On 2014-01-08 09:32, Mike Parker wrote:

It's only necessary to have an abstract renderer interface with concrete
backend implementations at the lowest level. Then user-facing API
(std.gfx.geometry, std.gfx.svg, or whatever) operates through the
renderer interface. For this sort of package, I don't believe the
renderer interface should be exposed to the user at all. Doing so would
greatly inhibit the freedom to refactor it down the road. And that
freedom, I think, is important for long-term maintenance.

I'm saying it would be nice to have access to the platform handles (and similar) when the high level API isn't enough.

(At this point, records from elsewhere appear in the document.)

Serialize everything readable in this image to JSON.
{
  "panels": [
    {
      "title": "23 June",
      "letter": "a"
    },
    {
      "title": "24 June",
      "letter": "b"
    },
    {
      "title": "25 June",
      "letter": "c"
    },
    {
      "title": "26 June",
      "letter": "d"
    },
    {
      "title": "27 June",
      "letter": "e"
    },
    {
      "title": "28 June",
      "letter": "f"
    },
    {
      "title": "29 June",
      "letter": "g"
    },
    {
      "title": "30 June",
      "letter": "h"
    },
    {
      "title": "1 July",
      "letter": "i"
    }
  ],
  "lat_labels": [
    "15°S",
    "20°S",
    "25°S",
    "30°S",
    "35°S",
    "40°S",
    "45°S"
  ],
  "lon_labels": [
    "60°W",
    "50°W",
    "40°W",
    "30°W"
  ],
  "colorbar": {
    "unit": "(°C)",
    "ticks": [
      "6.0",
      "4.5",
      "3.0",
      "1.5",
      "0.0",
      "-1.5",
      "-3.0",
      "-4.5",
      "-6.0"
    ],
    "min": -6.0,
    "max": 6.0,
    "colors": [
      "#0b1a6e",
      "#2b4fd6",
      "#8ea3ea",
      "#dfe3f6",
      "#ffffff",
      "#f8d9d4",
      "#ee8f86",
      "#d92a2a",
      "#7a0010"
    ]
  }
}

By "default", I mean "fallback", for cases when there's no, or
problematic, hardware acceleration available. As to which and how many
hardware-accelerated backends ship along with that, that's very much
open to debate. Which versions of OpenGL to support out of the box,
whether or not a D3D renderer should be included and, if so, which
version, and so on.

I see.

Honestly, I'd prefer not to see this package in Phobos at all. That
implies a number of constraints, both design time and run time, that
would not be necessary if it were left as a third-party dub-enabled
package. Anything in Phobos has to work where D works, be it on a
headless server or a tweaked-out gaming rig, or on an old system or a
future one. Maximum portability and maintainability need to take
priority over performance. If the graphics API can't work in all of
those possible environments, then it has no business being part of the
standard library.

I think you're exaggerating a bit. I wouldn't expect a graphics library to work if I don't have a screen and/or graphics card. Do you expect std.net/socket to work without a NIC?

I would like to see it as an official library distributed with D, but not necessarily included in Phobos.